Le strada del Natale che abbiamo perso

«N copp'a la neve
pedate a fila a fila,
lupe e cristiane pe la via d'Ascise»
«Andare a l’Ascise» era, a Castropignano, il nome del pellegrinaggio al luogo dove fu ammansito il lupo. Suggestivo, Ascise evoca ascesi, come scrisse Dante quando ideò che Assisi dovesse avere invece Oriente come nome: v’era nato un sole. Ma l’Oriente è ancora fonte e simbolo di luce? E sono ancora nitidamente «a fila a fila» e non invece caos disumano, le orme che noi oggi, lupi spietati, lasciamo insanguinate nella neve?


Di questi tempi all’Ascise si incammina, anzi, si marcia per altri e ideologici motivi. E i lupi non si ammansiscono, caso mai si aizzano. Però i versi che ha voluto regalare ai lettori sono molto belli e toccante è l’atmosfera che evocano. Sembra quasi di vederli, lupi e «cristiani», mettersi in cammino nella neve, passo passo, per la via di Assisi. Illudiamoci, almeno oggi, che possa ancora essere così. Torna facile dire, caro Ciriese, che quelli che viviamo sono tempi brutti. Ma non erano rose e fiori - diversi sì, ma non rose e fiori - quelli dei molisani di Castropignano che in un passato che sentiamo remotissimo pellegrinavano ad Assisi.
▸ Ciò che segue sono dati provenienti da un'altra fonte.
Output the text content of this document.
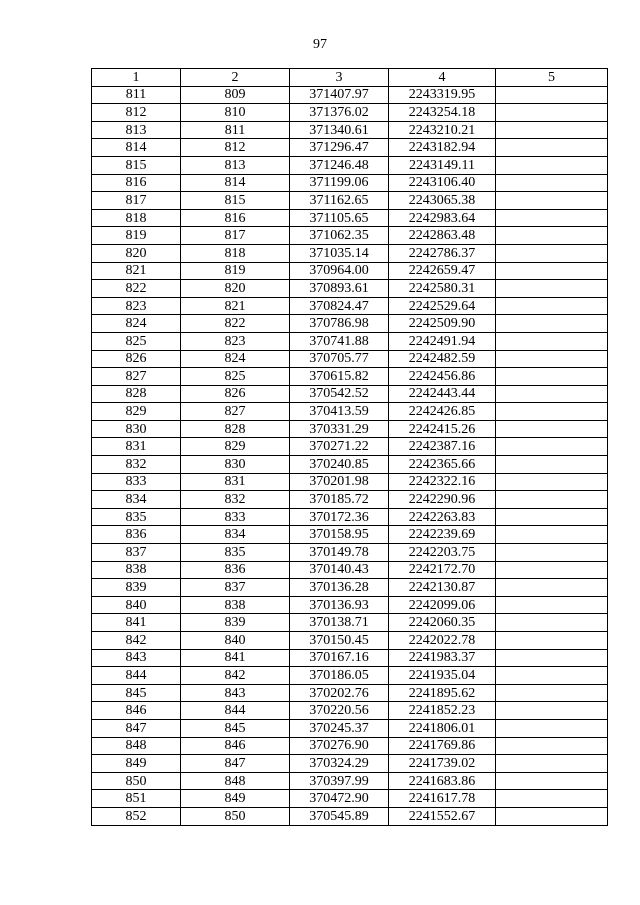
97
1	2	3	4	5
811	809	371407.97	2243319.95	
812	810	371376.02	2243254.18	
813	811	371340.61	2243210.21	
814	812	371296.47	2243182.94	
815	813	371246.48	2243149.11	
816	814	371199.06	2243106.40	
817	815	371162.65	2243065.38	
818	816	371105.65	2242983.64	
819	817	371062.35	2242863.48	
820	818	371035.14	2242786.37	
821	819	370964.00	2242659.47	
822	820	370893.61	2242580.31	
823	821	370824.47	2242529.64	
824	822	370786.98	2242509.90	
825	823	370741.88	2242491.94	
826	824	370705.77	2242482.59	
827	825	370615.82	2242456.86	
828	826	370542.52	2242443.44	
829	827	370413.59	2242426.85	
830	828	370331.29	2242415.26	
831	829	370271.22	2242387.16	
832	830	370240.85	2242365.66	
833	831	370201.98	2242322.16	
834	832	370185.72	2242290.96	
835	833	370172.36	2242263.83	
836	834	370158.95	2242239.69	
837	835	370149.78	2242203.75	
838	836	370140.43	2242172.70	
839	837	370136.28	2242130.87	
840	838	370136.93	2242099.06	
841	839	370138.71	2242060.35	
842	840	370150.45	2242022.78	
843	841	370167.16	2241983.37	
844	842	370186.05	2241935.04	
845	843	370202.76	2241895.62	
846	844	370220.56	2241852.23	
847	845	370245.37	2241806.01	
848	846	370276.90	2241769.86	
849	847	370324.29	2241739.02	
850	848	370397.99	2241683.86	
851	849	370472.90	2241617.78	
852	850	370545.89	2241552.67	
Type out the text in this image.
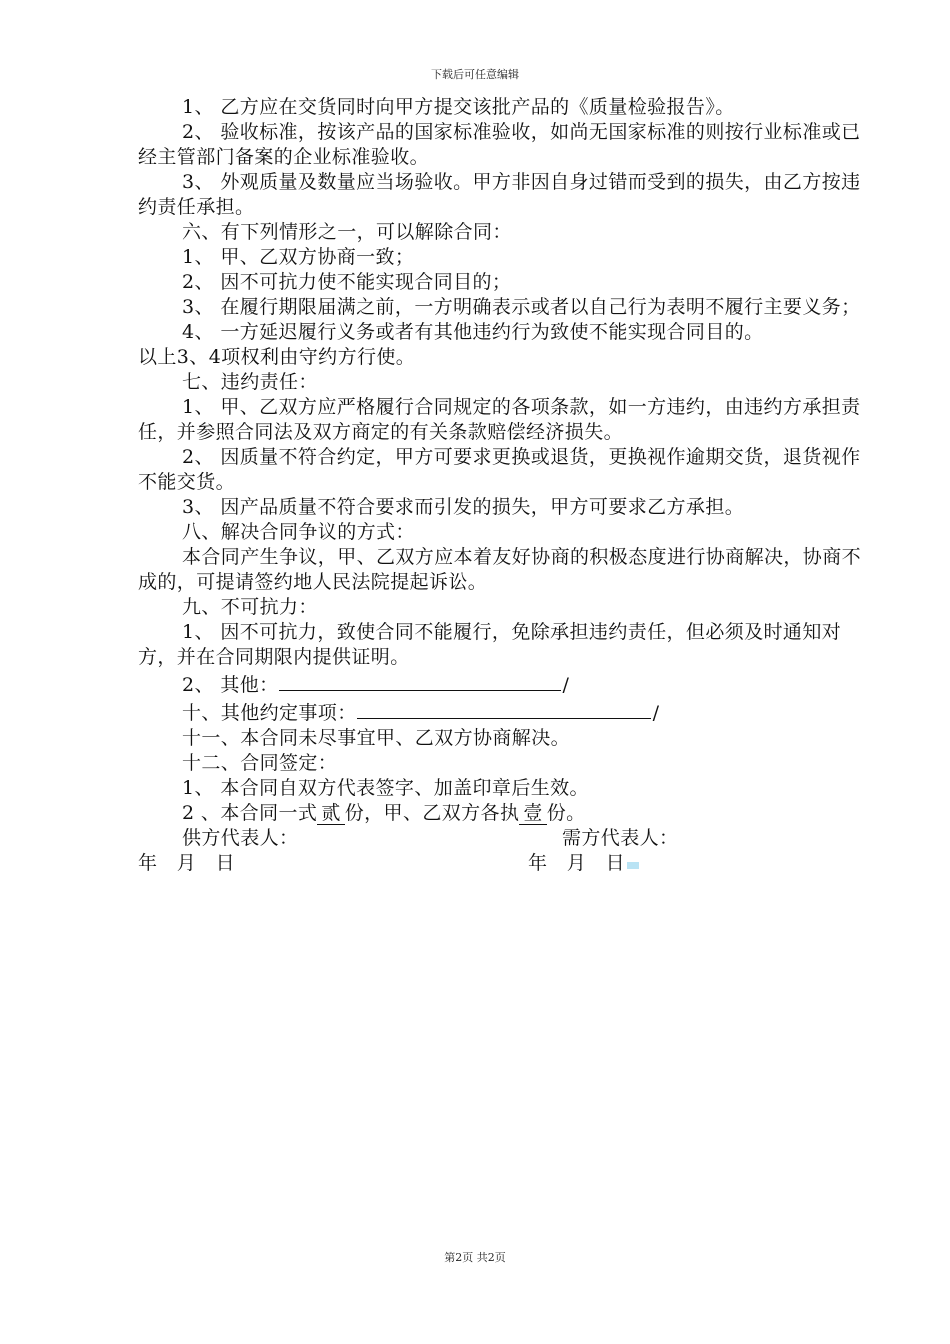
下载后可任意编辑
1、 乙方应在交货同时向甲方提交该批产品的《质量检验报告》。
2、 验收标准，按该产品的国家标准验收，如尚无国家标准的则按行业标准或已经主管部门备案的企业标准验收。
3、 外观质量及数量应当场验收。甲方非因自身过错而受到的损失，由乙方按违约责任承担。
六、有下列情形之一，可以解除合同：
1、 甲、乙双方协商一致；
2、 因不可抗力使不能实现合同目的；
3、 在履行期限届满之前，一方明确表示或者以自己行为表明不履行主要义务；
4、 一方延迟履行义务或者有其他违约行为致使不能实现合同目的。
以上3、4项权利由守约方行使。
七、违约责任：
1、 甲、乙双方应严格履行合同规定的各项条款，如一方违约，由违约方承担责任，并参照合同法及双方商定的有关条款赔偿经济损失。
2、 因质量不符合约定，甲方可要求更换或退货，更换视作逾期交货，退货视作不能交货。
3、 因产品质量不符合要求而引发的损失，甲方可要求乙方承担。
八、解决合同争议的方式：
本合同产生争议，甲、乙双方应本着友好协商的积极态度进行协商解决，协商不成的，可提请签约地人民法院提起诉讼。
九、不可抗力：
1、 因不可抗力，致使合同不能履行，免除承担违约责任，但必须及时通知对方，并在合同期限内提供证明。
2、 其他：	/
十、其他约定事项：	/
十一、本合同未尽事宜甲、乙双方协商解决。
十二、合同签定：
1、 本合同自双方代表签字、加盖印章后生效。
2 、本合同一式 贰 份，甲、乙双方各执 壹 份。
供方代表人：	需方代表人：
年　月　日	年　月　日
第2页 共2页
Ma a differenza del nostro, il loro era un mondo che non aveva fatto del cinismo, spocchiosetto e illuminista, la regola di vita. Un cinismo che si pretende di temperare con l’«impegno nel sociale», col pacifismo utopico, con il commercio equo&solidale, col turismo consapevole e lo sviluppo sostenibile. La chincaglieria dell’animo.
Abbiamo perduto - a dir la verità ce lo siamo voluto strappare furiosamente di dosso - il senso del trascendente nell’illusione che il razionalismo, che la dea Ragione potesse non solo colmare il vuoto, ma sovrabbondarlo. E così ci siamo preclusi la meraviglia, lo stupore, il mistero e la bellezza di tutto ciò che attiene alla sfera spirituale. Come quelle «pedate a fila a fila’n copp’a la neve» lungo la «via dell’Ascise», orme lasciate non per distinguere un «impegno», una testimonianza più o meno «forte», come oggi sarebbe di rigore.

Ma che rispondono solo ad un moto dell’anima, tant’è che come recita l’ultimo verso, «Passa la maiellese», il vento della Maiella, «e le scancella».
Un sereno Santo Natale, caro Cirese, e un sereno Santo Natale a voi, lettori carissimi.